Wow, “Of a truth I perceive that God is no respecter of persons.”

So Peter pointed Cornelius to the Lord Jesus in His office of priest:

Earlier he had said that Jesus was delivered up “by the determinate counsel and foreknowledge of God,” and by wicked hands He was crucified and slain as the only means to peace with God.

But it was also true that Jesus gave Himself a ransom for many.”

We are all in need of a priest who can represent us before the holiness of God.

For the last 2,000 years, Jesus Christ is the only priest that is accepted in that office.

Once Peter touched on that his office, he couldn’t ignore the Saviour’s OFFICE AS KING.

“And he commanded us to preach unto the people, and to testify that it is he which was ordained of God to be the Judge of quick and dead.”

John 3:16 is a great scripture:

“For God so loved the world, that he gave his only begotten Son, that whosoever believeth in him should not perish, but have everlasting life.”

I hope that everyone understands that the word “perish” is referring to death.

But obviously the death referred to in John 3:16 is not the physical kind, because that kind of death is common to everyone.

John 3:16 is referring to eternal death, the ultimate end of the warfare and enmity between God and the sinner.

It is talking about the second death.

“But the fearful, and unbelieving, and the abominable, and murderers, and whoremongers, and sorcerers, and idolaters, and all liars, shall have their part in the lake which burneth with fire and brimstone: which is the second death.”

The reason that Revelation 21:8 refers to these various kinds of people, is because these are characteristics of people who are still living in rebellion against God.

They are still at war with the Lord.

When the Lord Jesus grew to manhood and began His earthly ministry He served His father as a prophet.

Peter says that “he went about doing good, and healing all that were oppressed of the devil.”

And He warned sinners to flee from the wrath to come.

He reiterated the laws of God, which helped people to understand God’s holiness.

And when His three year ministry was over, He presented Himself to God as the sacrifice necessary to establish peace with God.

Now for 2,000 years the disciples and their successors have been preaching the message of the Gospel.

“Now then we are ambassadors for Christ, as though God did beseech you by us: we pray you in Christ’s stead, be ye reconciled to God.”

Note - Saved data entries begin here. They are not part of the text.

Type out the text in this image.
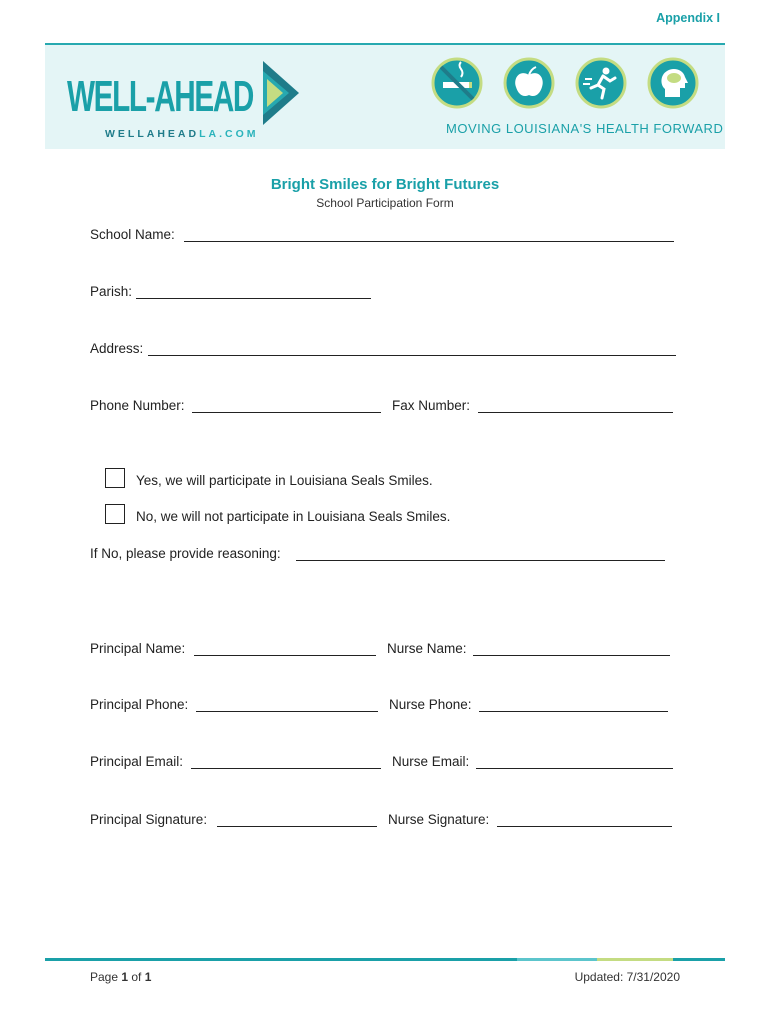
Appendix I
WELL-AHEAD
WELLAHEADLA.COM	MOVING LOUISIANA'S HEALTH FORWARD
Bright Smiles for Bright Futures
School Participation Form
School Name:
Parish:
Address:
Phone Number:	Fax Number:
Yes, we will participate in Louisiana Seals Smiles.
No, we will not participate in Louisiana Seals Smiles.
If No, please provide reasoning:
Principal Name:	Nurse Name:
Principal Phone:	Nurse Phone:
Principal Email:	Nurse Email:
Principal Signature:	Nurse Signature:
Page 1 of 1	Updated: 7/31/2020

And why is this so important?

Because God holds the sinner accountable, not only for his sins, but also for receiving or rejecting the sacrifice that Christ has made on the cross.

This is the way that the Lord Jesus put it:

“For the Father loveth the Son, and sheweth him all things that himself doeth: and he will shew him greater works than these, that ye may marvel.

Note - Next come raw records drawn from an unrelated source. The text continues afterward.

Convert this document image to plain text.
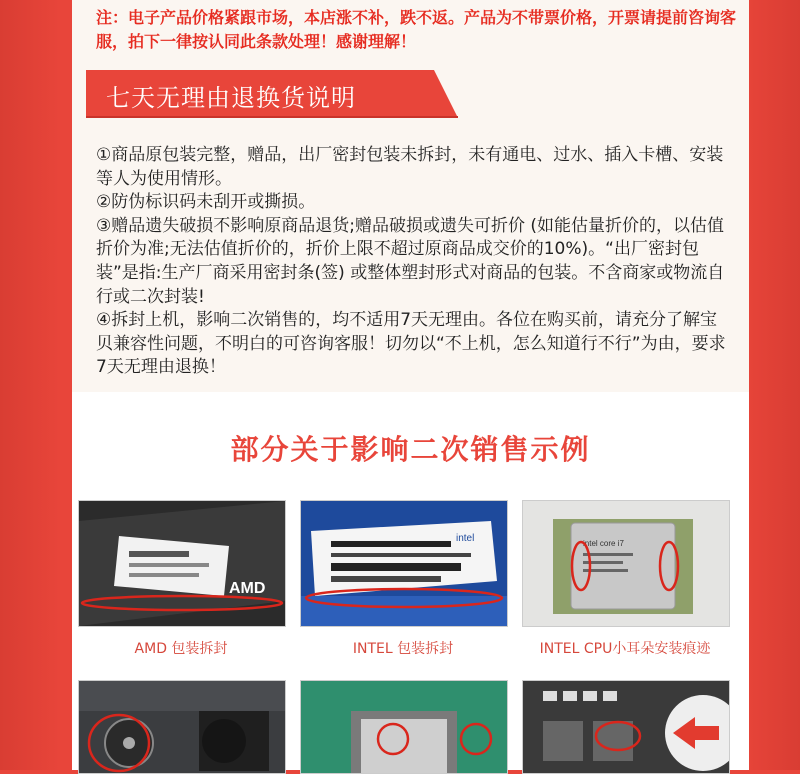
注：电子产品价格紧跟市场，本店涨不补，跌不返。产品为不带票价格，开票请提前咨询客服，拍下一律按认同此条款处理！感谢理解！
七天无理由退换货说明

①商品原包装完整，赠品，出厂密封包装未拆封，未有通电、过水、插入卡槽、安装等人为使用情形。

②防伪标识码未刮开或撕损。

③赠品遗失破损不影响原商品退货;赠品破损或遗失可折价 (如能估量折价的，以估值折价为准;无法估值折价的，折价上限不超过原商品成交价的10%)。“出厂密封包装”是指:生产厂商采用密封条(签) 或整体塑封形式对商品的包装。不含商家或物流自行或二次封装!

④拆封上机，影响二次销售的，均不适用7天无理由。各位在购买前，请充分了解宝贝兼容性问题，不明白的可咨询客服！切勿以“不上机，怎么知道行不行”为由，要求7天无理由退换！

部分关于影响二次销售示例
AMD
intel	intel core i7
AMD 包装拆封	INTEL 包装拆封	INTEL CPU小耳朵安装痕迹
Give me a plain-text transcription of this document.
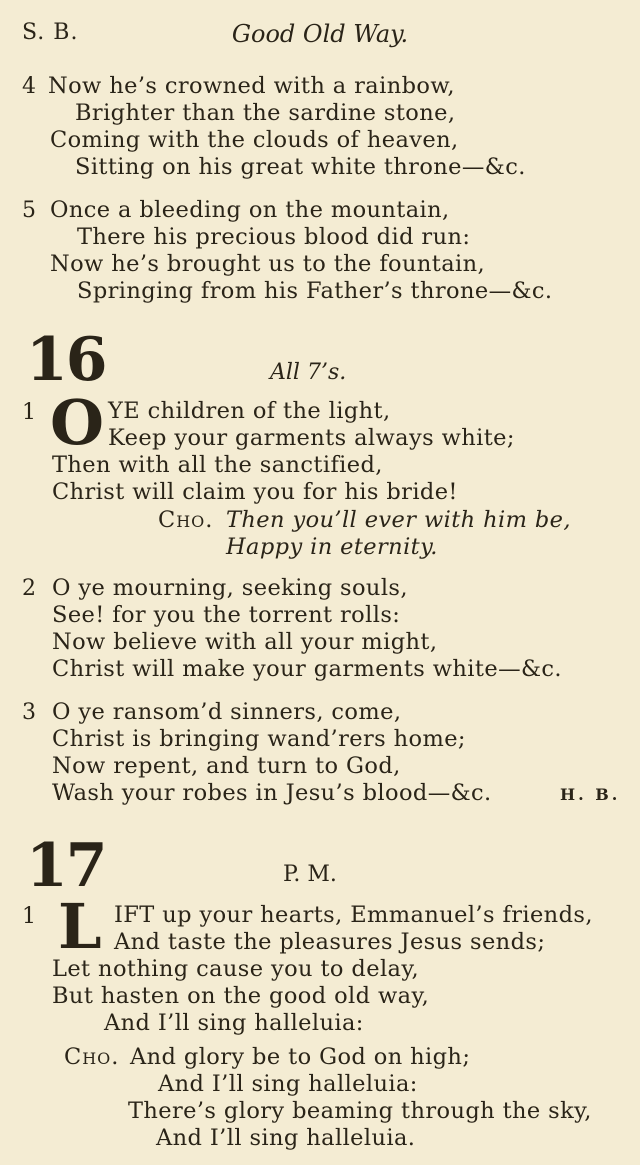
S. B.	Good Old Way.
4 Now he’s crowned with a rainbow,
Brighter than the sardine stone,
Coming with the clouds of heaven,
Sitting on his great white throne—&c.
5 Once a bleeding on the mountain,
There his precious blood did run:
Now he’s brought us to the fountain,
Springing from his Father’s throne—&c.
16	All 7’s.
1 O YE children of the light,
Keep your garments always white;
Then with all the sanctified,
Christ will claim you for his bride!
Cho. Then you’ll ever with him be,
Happy in eternity.
2 O ye mourning, seeking souls,
See! for you the torrent rolls:
Now believe with all your might,
Christ will make your garments white—&c.
3 O ye ransom’d sinners, come,
Christ is bringing wand’rers home;
Now repent, and turn to God,
Wash your robes in Jesu’s blood—&c.	H. B.
17	P. M.
1 L IFT up your hearts, Emmanuel’s friends,
And taste the pleasures Jesus sends;
Let nothing cause you to delay,
But hasten on the good old way,
And I’ll sing halleluia:
Cho. And glory be to God on high;
And I’ll sing halleluia:
There’s glory beaming through the sky,
And I’ll sing halleluia.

For as the Father raiseth up the dead, and quickeneth them; even so the Son quickeneth whom he will.

For the Father judgeth no man, but hath committed all judgment unto the Son:

That all men should honour the Son, even as they honour the Father. He that honoureth not the Son honoureth not the Father which hath sent him.

Verily, verily, I say unto you, He that heareth my word, and believeth on him that sent me, hath everlasting life, and shall not come into condemnation; but is passed from death unto life.

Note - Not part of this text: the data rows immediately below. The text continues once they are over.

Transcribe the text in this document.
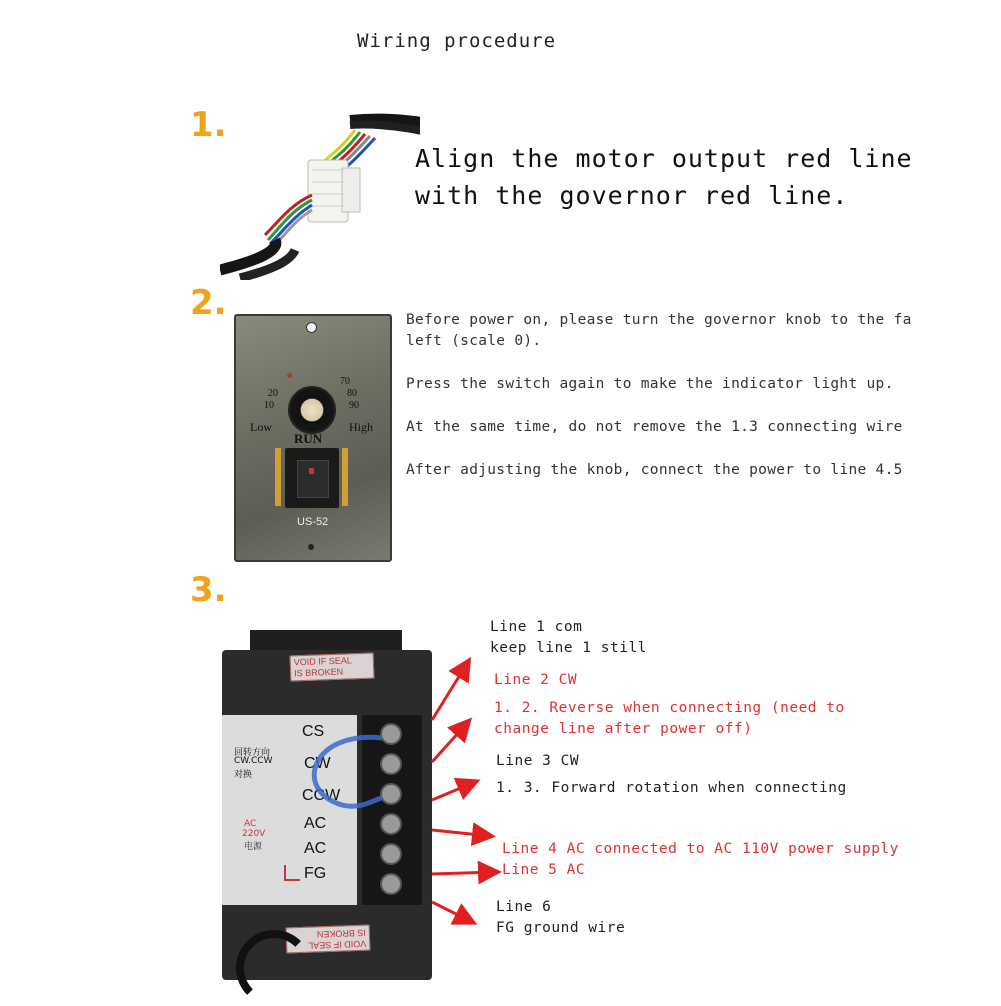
Wiring procedure
1.
Align the motor output red line
with the governor red line.
2.
10
20
70
80
90
Low	High
RUN
US-52
Before power on, please turn the governor knob to the fa
left (scale 0).
Press the switch again to make the indicator light up.
At the same time, do not remove the 1.3 connecting wire
After adjusting the knob, connect the power to line 4.5
3.
VOID IF SEAL
IS BROKEN
回转方向
CW.CCW
对换
AC
220V
电源
CS
CW
CCW
AC
AC
FG
VOID IF SEAL
IS BROKEN
Line 1 com
keep line 1 still
Line 2 CW
1. 2. Reverse when connecting (need to
change line after power off)
Line 3 CW
1. 3. Forward rotation when connecting
Line 4 AC connected to AC 110V power supply
Line 5 AC
Line 6
FG ground wire
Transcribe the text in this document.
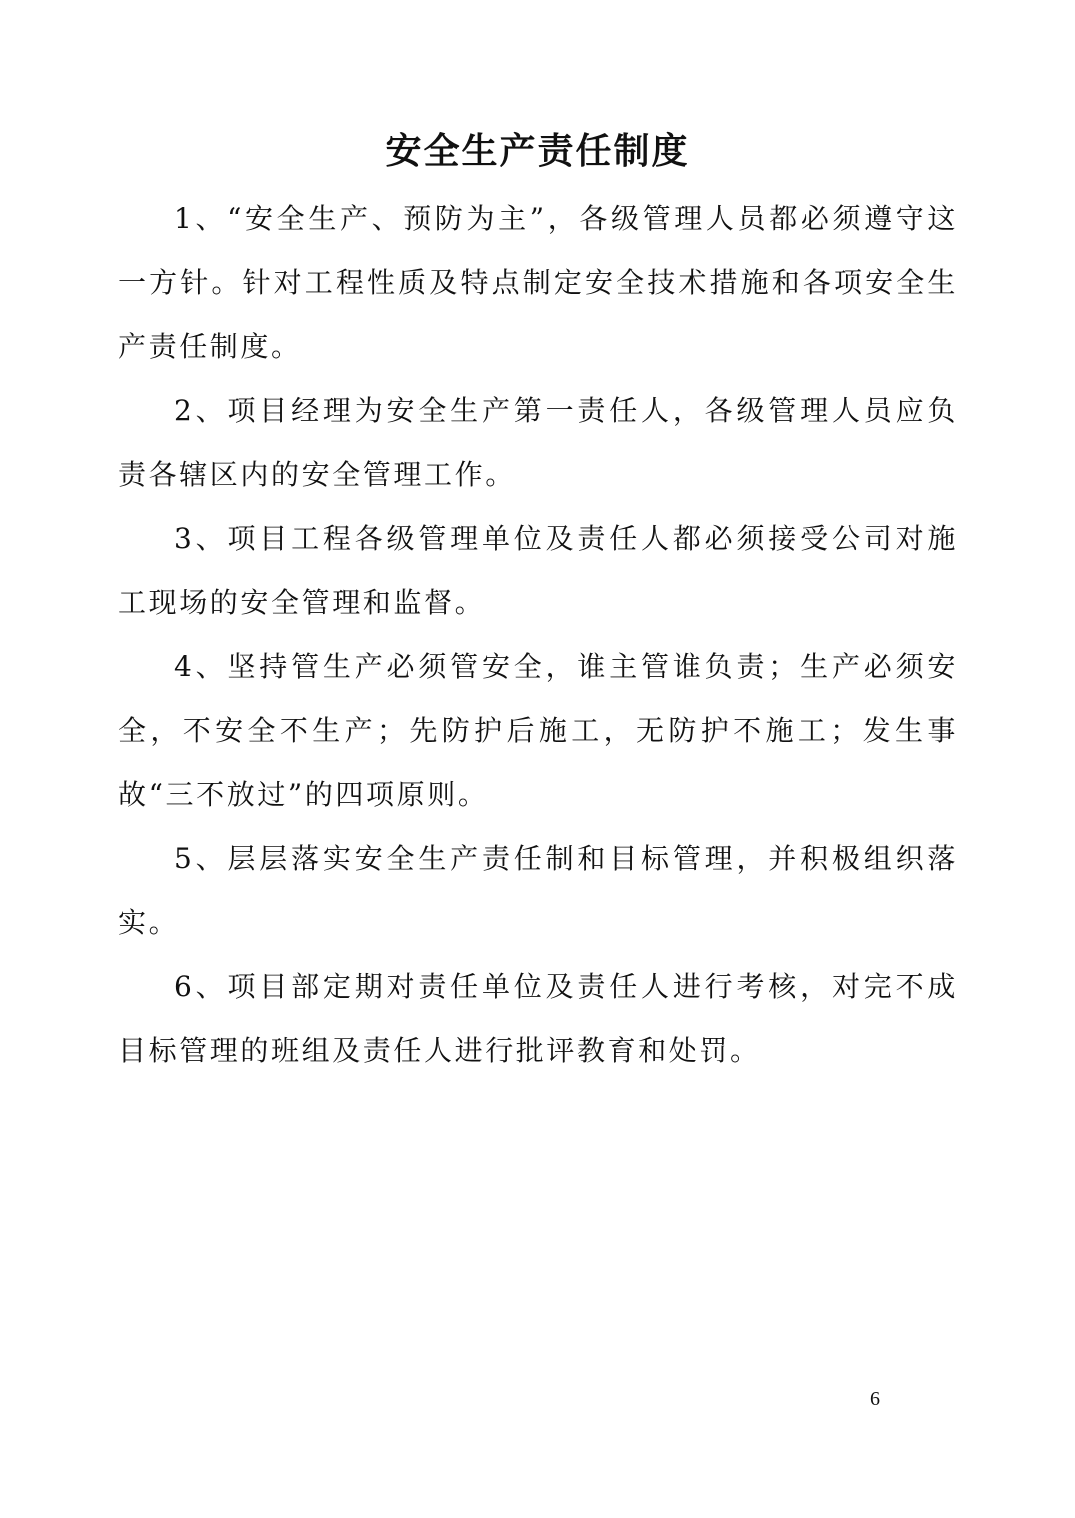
安全生产责任制度

1、“安全生产、预防为主”，各级管理人员都必须遵守这一方针。针对工程性质及特点制定安全技术措施和各项安全生产责任制度。

2、项目经理为安全生产第一责任人，各级管理人员应负责各辖区内的安全管理工作。

3、项目工程各级管理单位及责任人都必须接受公司对施工现场的安全管理和监督。

4、坚持管生产必须管安全，谁主管谁负责；生产必须安全，不安全不生产；先防护后施工，无防护不施工；发生事故“三不放过”的四项原则。

5、层层落实安全生产责任制和目标管理，并积极组织落实。

6、项目部定期对责任单位及责任人进行考核，对完不成目标管理的班组及责任人进行批评教育和处罚。

6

Verily, verily, I say unto you, The hour is coming, and now is, when the dead shall hear the voice of the Son of God: and they that hear shall live.

For as the Father hath life in himself; so hath he given to the Son to have life in himself;

And hath given him authority to execute judgment also, because he is the Son of man.”

There is a great day of judgment coming, when all the children of men will stand before God.

It will be Jesus Christ that we see sitting on that throne.

And He will divide all the peoples of the earth based upon one factor: their relationship to Him and to His sacrifice.

Those who have humbly accepted Him by faith; and those who have not.

We all have the same need as Cornelius – we are sinners.

We have the need of hearing the same Gospel.

We have need of the same Saviour.

“To him give all the prophets witness, that through his name whosoever believeth in him shall receive remission of sins.”

Is your faith resting in the Lord Jesus and Jesus alone?